La terminologie « fortement typée » n’a donc pas de sens précis, et est utilisée à tort et à travers pour qualifier des systèmes de types qui présenteraient une certaine logique. Or il est possible de définir formellement cette notion de « cohérence logique entre le système de types et l’exécution du programme ». Lorsque l’on est capable de formaliser mathématiquement son langage de programmation et son système de type, on peut prouver des théorèmes sur son langage. Le théorème faisant office de Saint-Graal des concepteurs de langages de programmation est la sûreté du typage (type safety), qui garantit que tout programme valide (c’est à dire bien typé) va s’exécuter correctement, c’est à dire qu’à tout moment pendant l’exécution les valeurs calculées auront un type bien défini, et que ladite exécution pourra toujours se poursuivre selon les règles jusqu’à arriver au résultat final du programme (ou entrer dans une boucle infinie).

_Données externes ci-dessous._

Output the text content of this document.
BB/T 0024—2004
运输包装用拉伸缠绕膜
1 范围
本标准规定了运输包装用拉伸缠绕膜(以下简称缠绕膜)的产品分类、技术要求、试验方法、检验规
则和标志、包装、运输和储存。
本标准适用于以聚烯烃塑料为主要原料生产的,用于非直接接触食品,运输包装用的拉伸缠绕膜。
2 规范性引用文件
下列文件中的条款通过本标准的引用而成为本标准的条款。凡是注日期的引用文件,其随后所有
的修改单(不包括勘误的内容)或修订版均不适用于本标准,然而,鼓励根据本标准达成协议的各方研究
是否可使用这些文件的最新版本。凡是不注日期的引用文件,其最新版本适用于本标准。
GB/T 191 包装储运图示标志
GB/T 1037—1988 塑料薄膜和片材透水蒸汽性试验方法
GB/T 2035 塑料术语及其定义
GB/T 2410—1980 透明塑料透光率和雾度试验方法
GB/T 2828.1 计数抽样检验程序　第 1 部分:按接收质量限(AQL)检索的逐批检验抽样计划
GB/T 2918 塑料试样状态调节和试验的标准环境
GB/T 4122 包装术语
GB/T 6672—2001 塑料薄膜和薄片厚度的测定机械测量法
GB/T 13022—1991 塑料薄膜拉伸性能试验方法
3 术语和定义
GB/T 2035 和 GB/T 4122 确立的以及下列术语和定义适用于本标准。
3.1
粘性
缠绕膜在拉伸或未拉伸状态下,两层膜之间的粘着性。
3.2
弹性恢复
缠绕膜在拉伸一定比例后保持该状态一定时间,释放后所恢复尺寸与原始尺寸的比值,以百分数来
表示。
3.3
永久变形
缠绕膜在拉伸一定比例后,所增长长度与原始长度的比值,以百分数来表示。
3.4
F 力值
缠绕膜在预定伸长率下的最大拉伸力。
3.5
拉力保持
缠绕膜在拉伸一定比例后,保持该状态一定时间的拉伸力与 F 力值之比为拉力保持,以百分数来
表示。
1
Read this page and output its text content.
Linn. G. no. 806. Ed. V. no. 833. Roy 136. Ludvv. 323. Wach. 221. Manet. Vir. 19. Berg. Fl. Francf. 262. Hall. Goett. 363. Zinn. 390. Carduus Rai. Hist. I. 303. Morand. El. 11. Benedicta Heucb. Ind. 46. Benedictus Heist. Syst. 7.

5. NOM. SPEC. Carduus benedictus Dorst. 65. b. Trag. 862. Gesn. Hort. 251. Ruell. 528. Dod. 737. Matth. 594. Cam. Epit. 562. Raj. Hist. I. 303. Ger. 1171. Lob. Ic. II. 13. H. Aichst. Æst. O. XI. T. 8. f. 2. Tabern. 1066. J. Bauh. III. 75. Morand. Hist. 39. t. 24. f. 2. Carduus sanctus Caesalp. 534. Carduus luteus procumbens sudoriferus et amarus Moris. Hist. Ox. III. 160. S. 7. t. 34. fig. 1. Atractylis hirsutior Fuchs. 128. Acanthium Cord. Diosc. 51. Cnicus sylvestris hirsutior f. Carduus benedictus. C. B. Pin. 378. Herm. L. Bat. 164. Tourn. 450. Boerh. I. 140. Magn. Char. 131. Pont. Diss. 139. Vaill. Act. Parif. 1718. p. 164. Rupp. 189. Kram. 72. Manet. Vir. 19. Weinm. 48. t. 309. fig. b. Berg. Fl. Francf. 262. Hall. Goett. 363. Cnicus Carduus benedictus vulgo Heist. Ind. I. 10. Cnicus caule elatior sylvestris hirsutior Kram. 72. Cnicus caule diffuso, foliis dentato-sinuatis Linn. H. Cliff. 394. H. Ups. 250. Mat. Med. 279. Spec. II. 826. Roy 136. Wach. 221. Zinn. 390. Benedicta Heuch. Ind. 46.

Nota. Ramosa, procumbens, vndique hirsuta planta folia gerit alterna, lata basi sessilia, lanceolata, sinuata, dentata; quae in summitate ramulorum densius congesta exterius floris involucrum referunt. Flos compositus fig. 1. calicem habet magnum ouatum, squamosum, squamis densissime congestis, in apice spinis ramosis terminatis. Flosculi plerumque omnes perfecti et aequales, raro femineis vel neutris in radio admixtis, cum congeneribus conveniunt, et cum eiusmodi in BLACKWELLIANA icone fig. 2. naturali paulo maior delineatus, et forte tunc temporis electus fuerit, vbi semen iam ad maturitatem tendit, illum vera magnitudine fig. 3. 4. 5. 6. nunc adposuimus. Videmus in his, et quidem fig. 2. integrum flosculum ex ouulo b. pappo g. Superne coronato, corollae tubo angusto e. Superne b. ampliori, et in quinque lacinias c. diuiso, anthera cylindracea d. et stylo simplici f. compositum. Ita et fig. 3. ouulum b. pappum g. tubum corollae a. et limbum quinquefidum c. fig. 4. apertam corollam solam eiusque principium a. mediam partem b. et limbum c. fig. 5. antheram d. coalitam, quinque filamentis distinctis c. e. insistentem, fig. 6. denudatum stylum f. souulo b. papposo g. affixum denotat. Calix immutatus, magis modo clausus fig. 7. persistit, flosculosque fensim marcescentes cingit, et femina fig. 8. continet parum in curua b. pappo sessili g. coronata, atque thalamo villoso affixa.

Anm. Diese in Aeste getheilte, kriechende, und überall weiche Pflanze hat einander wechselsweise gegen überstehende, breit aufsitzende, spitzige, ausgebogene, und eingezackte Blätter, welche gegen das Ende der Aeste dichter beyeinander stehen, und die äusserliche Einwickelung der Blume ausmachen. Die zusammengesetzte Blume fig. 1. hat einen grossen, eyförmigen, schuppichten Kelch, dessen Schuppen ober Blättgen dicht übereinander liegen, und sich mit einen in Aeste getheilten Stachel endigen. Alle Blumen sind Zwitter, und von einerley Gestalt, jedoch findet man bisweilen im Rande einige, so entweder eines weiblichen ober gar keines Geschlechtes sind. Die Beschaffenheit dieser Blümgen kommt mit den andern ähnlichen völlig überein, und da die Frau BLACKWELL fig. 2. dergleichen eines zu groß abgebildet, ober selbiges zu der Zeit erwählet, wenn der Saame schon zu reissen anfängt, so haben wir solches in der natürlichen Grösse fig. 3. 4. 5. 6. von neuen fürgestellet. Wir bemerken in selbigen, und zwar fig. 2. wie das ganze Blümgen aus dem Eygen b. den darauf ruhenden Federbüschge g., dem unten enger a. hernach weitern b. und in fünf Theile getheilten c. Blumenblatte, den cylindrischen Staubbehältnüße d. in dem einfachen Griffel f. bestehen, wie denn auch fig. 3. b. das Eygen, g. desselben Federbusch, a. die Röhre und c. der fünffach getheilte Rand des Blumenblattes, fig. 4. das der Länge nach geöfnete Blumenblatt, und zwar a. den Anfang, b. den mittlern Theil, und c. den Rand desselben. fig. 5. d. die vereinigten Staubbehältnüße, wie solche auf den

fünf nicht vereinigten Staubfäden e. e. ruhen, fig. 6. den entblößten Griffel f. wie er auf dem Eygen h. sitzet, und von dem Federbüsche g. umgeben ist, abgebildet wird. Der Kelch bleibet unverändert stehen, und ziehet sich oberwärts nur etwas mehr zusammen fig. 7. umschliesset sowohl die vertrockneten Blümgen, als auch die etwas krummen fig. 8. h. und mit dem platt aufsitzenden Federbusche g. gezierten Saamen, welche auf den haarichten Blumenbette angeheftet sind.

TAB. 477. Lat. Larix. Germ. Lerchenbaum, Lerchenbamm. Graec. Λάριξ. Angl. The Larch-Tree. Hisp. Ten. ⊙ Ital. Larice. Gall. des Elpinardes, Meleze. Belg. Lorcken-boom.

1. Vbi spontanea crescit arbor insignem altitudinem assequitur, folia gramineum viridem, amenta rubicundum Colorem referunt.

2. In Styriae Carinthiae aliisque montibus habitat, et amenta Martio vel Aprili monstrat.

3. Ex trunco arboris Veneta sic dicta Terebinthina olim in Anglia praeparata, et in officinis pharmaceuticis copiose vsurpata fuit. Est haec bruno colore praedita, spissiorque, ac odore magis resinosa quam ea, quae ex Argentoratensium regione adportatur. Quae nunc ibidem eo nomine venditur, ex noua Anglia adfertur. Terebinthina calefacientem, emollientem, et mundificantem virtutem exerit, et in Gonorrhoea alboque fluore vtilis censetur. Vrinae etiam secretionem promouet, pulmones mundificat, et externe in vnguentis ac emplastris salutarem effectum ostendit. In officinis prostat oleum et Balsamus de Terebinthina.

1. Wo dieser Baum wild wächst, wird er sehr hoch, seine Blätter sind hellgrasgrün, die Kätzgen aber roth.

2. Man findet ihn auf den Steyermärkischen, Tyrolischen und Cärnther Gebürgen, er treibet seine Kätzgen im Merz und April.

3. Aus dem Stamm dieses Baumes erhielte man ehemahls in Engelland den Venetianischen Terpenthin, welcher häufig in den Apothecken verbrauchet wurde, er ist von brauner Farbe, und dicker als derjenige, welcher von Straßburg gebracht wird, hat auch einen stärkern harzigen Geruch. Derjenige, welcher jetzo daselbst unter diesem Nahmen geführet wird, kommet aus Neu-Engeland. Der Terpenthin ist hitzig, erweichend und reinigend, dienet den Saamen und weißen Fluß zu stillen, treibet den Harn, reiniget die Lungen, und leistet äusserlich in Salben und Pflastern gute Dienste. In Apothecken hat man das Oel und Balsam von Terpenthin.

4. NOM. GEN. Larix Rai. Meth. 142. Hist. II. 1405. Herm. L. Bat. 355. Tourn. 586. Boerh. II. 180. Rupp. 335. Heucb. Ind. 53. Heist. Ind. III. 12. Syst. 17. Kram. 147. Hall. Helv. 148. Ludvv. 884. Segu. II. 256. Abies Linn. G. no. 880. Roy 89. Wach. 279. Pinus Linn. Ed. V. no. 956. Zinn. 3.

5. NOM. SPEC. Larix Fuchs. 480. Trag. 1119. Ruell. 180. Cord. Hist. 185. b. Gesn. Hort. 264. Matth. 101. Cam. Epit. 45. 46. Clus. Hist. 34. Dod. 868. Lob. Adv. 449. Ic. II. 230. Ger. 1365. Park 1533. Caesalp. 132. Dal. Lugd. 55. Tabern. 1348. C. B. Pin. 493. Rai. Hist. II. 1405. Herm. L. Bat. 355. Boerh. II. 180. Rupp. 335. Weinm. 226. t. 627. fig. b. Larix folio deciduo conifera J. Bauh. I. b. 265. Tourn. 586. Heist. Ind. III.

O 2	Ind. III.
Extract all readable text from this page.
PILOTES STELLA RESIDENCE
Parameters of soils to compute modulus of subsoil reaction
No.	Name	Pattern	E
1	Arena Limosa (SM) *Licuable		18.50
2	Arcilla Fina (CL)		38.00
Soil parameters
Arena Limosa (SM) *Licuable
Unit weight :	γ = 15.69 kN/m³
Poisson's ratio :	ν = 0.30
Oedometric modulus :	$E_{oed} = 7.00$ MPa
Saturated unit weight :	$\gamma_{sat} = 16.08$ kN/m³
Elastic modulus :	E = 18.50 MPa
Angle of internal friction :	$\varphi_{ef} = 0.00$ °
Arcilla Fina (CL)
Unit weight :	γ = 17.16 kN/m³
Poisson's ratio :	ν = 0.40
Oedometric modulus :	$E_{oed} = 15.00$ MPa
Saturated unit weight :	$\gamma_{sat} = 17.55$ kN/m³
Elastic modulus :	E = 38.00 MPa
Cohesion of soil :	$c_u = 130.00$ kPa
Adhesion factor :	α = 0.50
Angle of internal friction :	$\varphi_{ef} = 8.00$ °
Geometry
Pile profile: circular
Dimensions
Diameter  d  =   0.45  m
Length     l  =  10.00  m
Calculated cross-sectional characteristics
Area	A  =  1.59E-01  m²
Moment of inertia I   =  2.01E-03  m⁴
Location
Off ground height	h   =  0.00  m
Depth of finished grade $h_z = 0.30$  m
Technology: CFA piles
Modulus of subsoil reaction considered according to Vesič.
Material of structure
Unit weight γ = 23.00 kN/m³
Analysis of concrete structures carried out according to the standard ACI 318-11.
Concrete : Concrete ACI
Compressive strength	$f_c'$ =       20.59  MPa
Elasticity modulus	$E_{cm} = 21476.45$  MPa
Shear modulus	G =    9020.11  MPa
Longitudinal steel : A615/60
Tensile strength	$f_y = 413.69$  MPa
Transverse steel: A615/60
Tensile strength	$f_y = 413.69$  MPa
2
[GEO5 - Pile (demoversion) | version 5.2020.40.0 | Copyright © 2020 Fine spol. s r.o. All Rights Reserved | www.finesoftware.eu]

En conclusion, au delà des appellations marketings, il existe des concepts formels pour classifier les systèmes de types dont j’espère vous avoir donné un petit aperçu à travers ce billet.

Pour aller plus loin

  • Comment renvoyer des messages d’erreur compréhensibles par l’utilisateur avec un compilateur de plus en plus complexes est un sujet de recherche contemporaine, en témoigne cet article de 2016 de François Pottier sur les messages d’erreurs dans son parseur, Menhir.
  • Pour les plus courageux qui veulent comprendre comment formaliser un langage de programmation et prouver des théorèmes dessus, je conseille vivement la lecture de Foundations of Programming Languages qui construit tout l’édifice théorique à partir des fondations.